Monday, February 16, 2015

Presidential Racing

Over the last half-dozen or so Presidential elections, pundits seem to focus on who'll get the "NASCAR dads" vote - as if all NASCAR fans are male and are fathers and vote the same way.

Fans aside, NASCAR's leadership and participants have often courted the resident of the White House - whoever it may be or whatever party he represents.

Richard Petty was among a large contingent of athletes who visited the White House in 1971 for a swanky dinner and a meeting with President Richard Nixon. The difference with the King vs. the other athletes, however, is he took his car with him.

Credit: Richard Nixon Presidential Library and Museum
President Jimmy Carter didn't hob nob with the NASCAR contingent much, but his brother Billy was a guest of honor at the 1977 Daytona 500.

President Carter did, however, carry through on a campaign promise to stay connected to racing. About 25 drivers and 500 total guests went to the White House in September 1978. Included in the night's events was a private concert from Willie Nelson - one of a multiple number of trips the Red Headed Stranger made to the Big Beer Joint.

As it turned out though, the President couldn't meet with the guests. He was detained at Camp David as he had his little negotiation thing going on between Anwar Sadat of Egypt and Menachem Begin of Israel.

With Jimmy away, first lady Rosalynn Carter represented the White House in the photo-ops.

Source: Lakeland Ledger via Google News Archive
Perhaps the most famous POTUS visit with NASCAR was on July 4, 1984. President Ronald Reagan gave the command to start engines from aboard Air Force 1. His plane landed just as eventual race winner Petty passed by on the backstretch creating the opportunity for one of the most iconic racing photos.

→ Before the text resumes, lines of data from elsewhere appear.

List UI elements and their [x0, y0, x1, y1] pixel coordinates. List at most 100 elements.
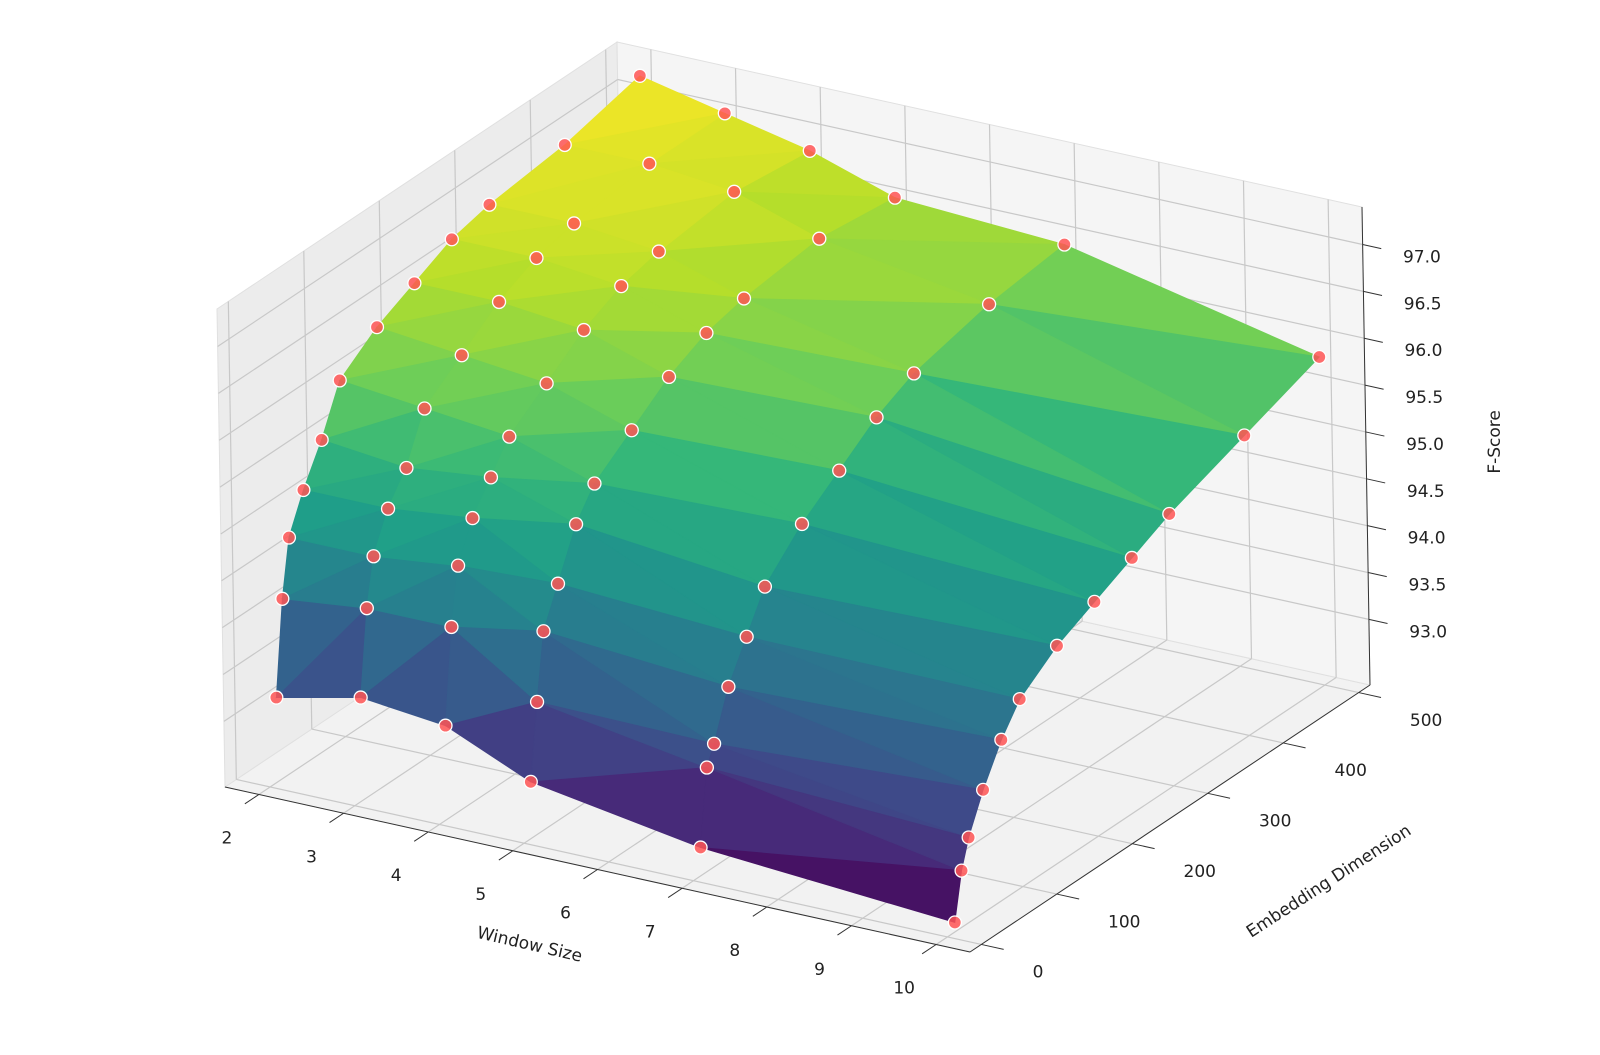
z-tick-label: 96.5 [1404, 294, 1442, 314]
data-point [994, 732, 1009, 747]
data-point [454, 348, 469, 363]
data-point [1312, 349, 1327, 365]
data-point [438, 718, 453, 733]
z-tick [1364, 337, 1383, 343]
data-point [269, 690, 284, 705]
grid-line [935, 677, 1337, 945]
grid-line [227, 301, 237, 780]
z-tick-label: 94.0 [1408, 529, 1446, 549]
data-point [699, 760, 714, 775]
data-point [661, 369, 677, 385]
data-point [887, 190, 903, 205]
data-point [314, 432, 329, 448]
data-point [483, 470, 499, 485]
surface-facet [839, 470, 1133, 603]
grid-line [217, 78, 618, 347]
data-point [1012, 691, 1027, 707]
data-point [812, 231, 827, 246]
z-tick [1365, 431, 1385, 437]
data-point [536, 624, 551, 639]
z-tick-label: 94.5 [1407, 482, 1445, 502]
y-tick [1283, 742, 1306, 749]
grid-line [236, 778, 982, 946]
data-point [465, 510, 480, 526]
data-point [380, 501, 396, 516]
data-point [275, 591, 290, 606]
surface-facet [728, 686, 1002, 791]
y-tick [1132, 843, 1155, 850]
x-tick-label: 8 [729, 941, 740, 961]
x-tick [583, 869, 598, 880]
x-tick [498, 850, 514, 861]
data-point [353, 690, 368, 705]
surface-facet [713, 743, 984, 838]
data-point [1049, 638, 1065, 653]
data-point [366, 549, 381, 564]
data-point [981, 297, 997, 312]
data-point [417, 401, 432, 416]
data-point [954, 863, 969, 878]
data-point [1162, 506, 1177, 522]
data-point [296, 482, 311, 498]
data-point [624, 423, 639, 438]
z-tick [1362, 244, 1382, 250]
data-point [568, 517, 584, 532]
data-point [1237, 428, 1252, 443]
grid-line [617, 78, 1363, 246]
data-point [566, 216, 582, 231]
data-point [869, 410, 884, 425]
x-tick [837, 925, 852, 936]
data-point [529, 250, 544, 266]
data-point [802, 143, 817, 158]
y-tick-label: 400 [1334, 761, 1366, 781]
y-tick-label: 0 [1033, 963, 1044, 983]
surface-facet [706, 767, 970, 872]
data-point [832, 463, 847, 478]
x-tick [329, 812, 344, 824]
data-point [717, 106, 732, 121]
x-tick-label: 5 [475, 885, 486, 905]
data-point [557, 137, 572, 153]
y-tick-label: 300 [1259, 812, 1291, 832]
x-tick-label: 10 [893, 979, 915, 999]
z-tick [1363, 290, 1383, 296]
data-point [482, 197, 497, 212]
surface-facet [746, 636, 1021, 741]
data-point [961, 830, 976, 845]
data-point [706, 736, 722, 751]
x-tick [921, 944, 937, 955]
x-axis-label: Window Size [475, 923, 584, 967]
data-point [757, 579, 773, 594]
x-tick-label: 9 [814, 960, 825, 980]
data-point [736, 291, 752, 306]
z-tick-label: 93.5 [1408, 575, 1446, 595]
z-tick-label: 95.5 [1405, 388, 1443, 408]
data-point [693, 840, 708, 855]
data-point [739, 629, 754, 644]
data-point [614, 278, 629, 294]
data-point [359, 601, 374, 616]
x-tick [667, 887, 683, 899]
x-axis [224, 786, 971, 953]
data-point [632, 68, 648, 83]
data-point [947, 915, 962, 930]
data-point [369, 319, 385, 335]
data-point [727, 184, 742, 199]
data-point [906, 366, 922, 381]
x-tick-label: 7 [645, 922, 656, 942]
x-tick-label: 6 [560, 904, 571, 924]
z-tick-label: 97.0 [1403, 247, 1441, 267]
data-point [332, 373, 347, 388]
data-point [794, 516, 810, 532]
data-point [576, 322, 592, 338]
y-tick [981, 943, 1004, 950]
data-point [399, 460, 414, 476]
y-tick-label: 500 [1410, 711, 1442, 731]
y-tick [1207, 792, 1231, 799]
data-point [1057, 237, 1072, 252]
surface-facet [700, 847, 963, 924]
data-point [539, 376, 554, 391]
data-point [450, 558, 466, 573]
data-point [529, 694, 545, 710]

The Gipper went to the press box to watch the remainder of the race and the epic finish between Petty and Cale Yarborough. Following the race, Reagan then then went to the garage area for a 4th of July picnic with the drivers and other guests.

Eight years later in 1992 - again on the 4th of July - King Richard made his final Daytona start. I was in the stands that Saturday morning as President George H.W. Bush visited the track and offered some pre-race comments about Petty and his career.

President George W. Bush was the guest of honor for the Daytona 500 in 2004. Again, look who was right in the thick of the photo action!

Two years later, Bush 43 visited Victory Junction Gang Camp, the camp for chronically ill children founded by the Petty family.

Interestingly, years before W. was elected the 43rd President, many fans were lobbying for The King to run for President.

More recently, Barack Obama welcomed 2013 Cup champion Jimmie Johnson and his Hendrick Motorsports team to the White House in June 2014.

And Darrell Waltrip offered the keynote address at the National Prayer Breakfast in Washington earlier this month on February 5th.

In addition to NASCAR drivers meeting a President, some drivers shared a name with a President.

George Bush started five Grand National races in 1952 for car owner S.J. Lorenzo. He best finish was a seventh and averaged a 16th place finish in Lorenzo's Oldsmobiles.

Bill Clinton made six Grand National starts from 1961-1964. All of his races were in California with four of them at Riverside. Clinton is shown here in #25 in the 1963 Riverside 500.

Credit: Henry Ford Flickr Collection 
John Kennedy raced in eighteen GN / Winston Cup events from 1969-1979. Kennedy raced car number "0" in 10 of his 18 starts. The number was perhaps appropriate as it equaled the percent chance he had of winning. He did not finish in 12 of his 18 starts and averaged a 19th place finish in the 6 races he did complete.

Kennedy in his #0 Ford before the start of the 1977 CAM2 Motor Oil 400 at Michigan.

Credit: Gwadagone on Fotki
Kennedy in a #0 Chevy Monte Carlo at Michigan - Two of his six completed races were in both Michigan races in 1979.

Fred Thompson started two GN races, one in 1951 and other in 1963. Though Thompson's name matches only a short-lived Presidential candidate....

...his name also matches the actor's name who portrayed a President - Big John as the President of NASCAR in Days of Thunder.

Other 'presidential' drivers may be in NASCAR's record books. If so, I haven't found them yet. I feel pretty confident, however, that no one named Grover Cleveland, John Quincy Adams or Teddy Roosevelt ever hustled a car around North Wilkesboro, Langhorne or Bowman Gray.